The most important job for any broker, owner-operator, or small fleet owner is finding the best-paying freight loads to haul. For many, this task is the most difficult part of owning a trucking company. Unfortunately, many truckers and owner-operators go out of business because they don’t know how to find good loads.
Don’t make this mistake
Most new truckers make the mistake of getting loads by relying solely on load boards or by jumping from broker to broker. While some load boards can help you if you are just getting started, they usually provide low-paying loads. And most seasoned owner-operators will tell you that jumping from broker to broker won’t help grow your trucking company either and is a road to nowhere.
What type of client do you want?
Before you start looking for high-paying loads, define the type of client you want. Many owner-operators skip this step – assuming that it is unnecessary. They know a good load or client when they see one, so why bother writing it down?
Knowing your target client gives you a clear perspective on what you want. More importantly, it helps you develop a plan to find them. This step is critical and takes only a few minutes.
Here is how some truckers define their ideal client. Obviously, add or remove items to suit your needs:
- A large, established shipper
- Pays well
- Pays on time
- Has a good reputation
- Gives you loads regularly
- Provides shipments that match the lanes you want to drive
Obviously, no client is ever truly perfect, but you should be able to find clients who are very good. And that is how you grow a trucking company and make it successful in the long term.
How to find shippers who pay well
Now that you know who your perfect shipper is, you need to find them. One tried-and-true way is to look for clients through industry associations with local chapters in your area. By the way, we are not talking about trucking associations. There are no clients there. We are referring to industry associations that your ideal clients belong to.
For example, if you are interested in working for grocery stores, consider the National Grocers Association. If you want to move cars, you may consider organizations like the National Automobile Dealers Association, your local automobile dealers association, or the American International Automobile Dealers. You get the point. There are many industry organizations with local chapters.
By the way, you don’t necessarily need to join these organizations. You just want a list of their local members. Some organizations provide the list only if you become a member.
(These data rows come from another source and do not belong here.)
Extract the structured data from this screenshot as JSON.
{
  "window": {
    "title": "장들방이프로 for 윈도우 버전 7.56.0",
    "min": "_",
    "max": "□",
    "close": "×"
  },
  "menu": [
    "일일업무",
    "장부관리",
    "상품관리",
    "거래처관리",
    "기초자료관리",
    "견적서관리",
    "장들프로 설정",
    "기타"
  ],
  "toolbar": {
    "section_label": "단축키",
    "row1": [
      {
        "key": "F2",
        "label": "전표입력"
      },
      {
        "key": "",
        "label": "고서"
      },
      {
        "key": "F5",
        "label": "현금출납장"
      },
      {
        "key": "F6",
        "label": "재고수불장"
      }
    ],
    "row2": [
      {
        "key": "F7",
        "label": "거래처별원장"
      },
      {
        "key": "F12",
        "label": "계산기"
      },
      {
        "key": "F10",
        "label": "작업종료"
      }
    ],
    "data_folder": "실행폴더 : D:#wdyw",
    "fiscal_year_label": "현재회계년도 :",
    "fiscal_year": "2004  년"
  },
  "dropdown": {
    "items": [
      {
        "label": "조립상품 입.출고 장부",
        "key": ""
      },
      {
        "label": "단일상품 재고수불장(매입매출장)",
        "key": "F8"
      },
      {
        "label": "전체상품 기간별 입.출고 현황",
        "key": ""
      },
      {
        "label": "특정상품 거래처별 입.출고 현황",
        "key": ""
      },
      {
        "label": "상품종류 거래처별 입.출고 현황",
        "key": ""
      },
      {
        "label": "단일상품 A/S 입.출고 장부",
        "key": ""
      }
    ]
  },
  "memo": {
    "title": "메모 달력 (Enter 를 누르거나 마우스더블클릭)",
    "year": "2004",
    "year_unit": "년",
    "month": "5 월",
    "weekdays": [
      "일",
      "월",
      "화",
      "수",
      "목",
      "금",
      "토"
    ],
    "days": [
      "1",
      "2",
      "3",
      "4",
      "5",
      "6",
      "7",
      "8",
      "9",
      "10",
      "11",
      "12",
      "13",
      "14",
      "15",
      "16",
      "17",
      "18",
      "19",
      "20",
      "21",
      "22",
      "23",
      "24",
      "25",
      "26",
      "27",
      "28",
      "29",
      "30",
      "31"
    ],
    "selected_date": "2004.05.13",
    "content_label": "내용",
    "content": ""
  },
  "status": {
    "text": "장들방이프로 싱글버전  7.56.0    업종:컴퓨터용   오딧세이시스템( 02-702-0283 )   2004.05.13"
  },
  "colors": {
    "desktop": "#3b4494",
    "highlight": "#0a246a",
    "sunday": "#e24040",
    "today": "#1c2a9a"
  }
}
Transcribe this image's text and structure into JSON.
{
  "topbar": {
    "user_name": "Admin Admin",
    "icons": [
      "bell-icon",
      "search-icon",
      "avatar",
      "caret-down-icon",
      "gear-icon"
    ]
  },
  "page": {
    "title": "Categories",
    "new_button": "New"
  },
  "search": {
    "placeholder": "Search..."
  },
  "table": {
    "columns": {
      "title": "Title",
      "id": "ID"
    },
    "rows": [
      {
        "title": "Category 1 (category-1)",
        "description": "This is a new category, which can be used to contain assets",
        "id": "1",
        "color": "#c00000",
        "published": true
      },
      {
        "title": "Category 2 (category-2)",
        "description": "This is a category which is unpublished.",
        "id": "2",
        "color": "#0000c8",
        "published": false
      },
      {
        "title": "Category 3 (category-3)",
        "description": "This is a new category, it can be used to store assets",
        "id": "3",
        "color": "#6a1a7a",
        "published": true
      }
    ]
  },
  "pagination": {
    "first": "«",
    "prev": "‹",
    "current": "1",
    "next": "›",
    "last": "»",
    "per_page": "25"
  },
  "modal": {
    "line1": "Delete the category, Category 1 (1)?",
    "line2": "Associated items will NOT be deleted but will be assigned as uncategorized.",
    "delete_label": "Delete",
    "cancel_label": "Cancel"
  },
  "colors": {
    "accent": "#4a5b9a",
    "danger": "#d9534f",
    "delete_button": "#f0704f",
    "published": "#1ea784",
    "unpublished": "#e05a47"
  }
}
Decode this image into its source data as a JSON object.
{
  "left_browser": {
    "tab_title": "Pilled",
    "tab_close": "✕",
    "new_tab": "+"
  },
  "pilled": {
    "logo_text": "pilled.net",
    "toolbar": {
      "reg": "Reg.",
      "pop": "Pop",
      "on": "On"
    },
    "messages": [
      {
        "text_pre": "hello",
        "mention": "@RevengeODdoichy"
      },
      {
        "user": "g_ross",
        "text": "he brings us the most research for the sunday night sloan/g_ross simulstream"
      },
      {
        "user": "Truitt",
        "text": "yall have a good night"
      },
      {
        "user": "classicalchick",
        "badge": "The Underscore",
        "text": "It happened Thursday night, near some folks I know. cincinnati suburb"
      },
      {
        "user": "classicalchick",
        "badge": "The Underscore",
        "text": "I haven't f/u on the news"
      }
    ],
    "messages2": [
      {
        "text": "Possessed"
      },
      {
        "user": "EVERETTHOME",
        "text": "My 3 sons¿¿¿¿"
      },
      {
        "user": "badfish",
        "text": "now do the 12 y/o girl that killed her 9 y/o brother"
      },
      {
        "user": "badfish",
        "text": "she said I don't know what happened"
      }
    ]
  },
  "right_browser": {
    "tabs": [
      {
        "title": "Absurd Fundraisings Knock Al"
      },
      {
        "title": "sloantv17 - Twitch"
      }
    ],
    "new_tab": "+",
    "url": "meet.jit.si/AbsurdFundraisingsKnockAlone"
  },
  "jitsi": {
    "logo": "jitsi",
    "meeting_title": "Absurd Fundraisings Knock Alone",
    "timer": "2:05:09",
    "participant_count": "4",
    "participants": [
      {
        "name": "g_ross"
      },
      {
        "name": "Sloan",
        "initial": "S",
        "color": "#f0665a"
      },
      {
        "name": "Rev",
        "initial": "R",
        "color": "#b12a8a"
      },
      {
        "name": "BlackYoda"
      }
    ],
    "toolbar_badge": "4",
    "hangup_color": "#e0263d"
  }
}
But many organizations have publicly available lists with names, contact numbers, and email addresses.
Once you have the list of prospects, the real work begins.
Now it’s time to do what most of your competition hates doing: you have to sell. Period. There is no other way around it. Call prospective clients and speak to the person in charge of shipping. Try to set up a meeting. If that attempt fails, send them a letter. Your objective is to determine how they select the carriers they work with and get on that list.
Simple? Yes. Easy? Not a chance. But here is why you have a good chance of success: while your competitors are chasing loads using load boards, you are doing the hard work and securing prime clients to give you high-paying freight loads.
The US Government moves tons of freight
By the way, don’t neglect moving freight for the US government. The government can be a great client who provides regular work and reliable payments. Getting government contracts is not easy, but it can be worth the effort.
For example, consider pulling freight for the US Postal Service. As long as people send mail, you will have work. Alternatively, find a way to get on the GSA list or look for opportunities to move military freight. Note that military freight may require special clearances, but some truckers claim that it pays well. A good place to start is FedBizOps.
New clients can affect your cash flow
One problem of growing a trucking company is that clients often pay their freight bills in 30 to 60 days. This delay can create a cash flow problem because your company must pay all delivery expenses and then wait for a month or two for payment. You can improve your cash flow and avoid this issue by financing your freight bills.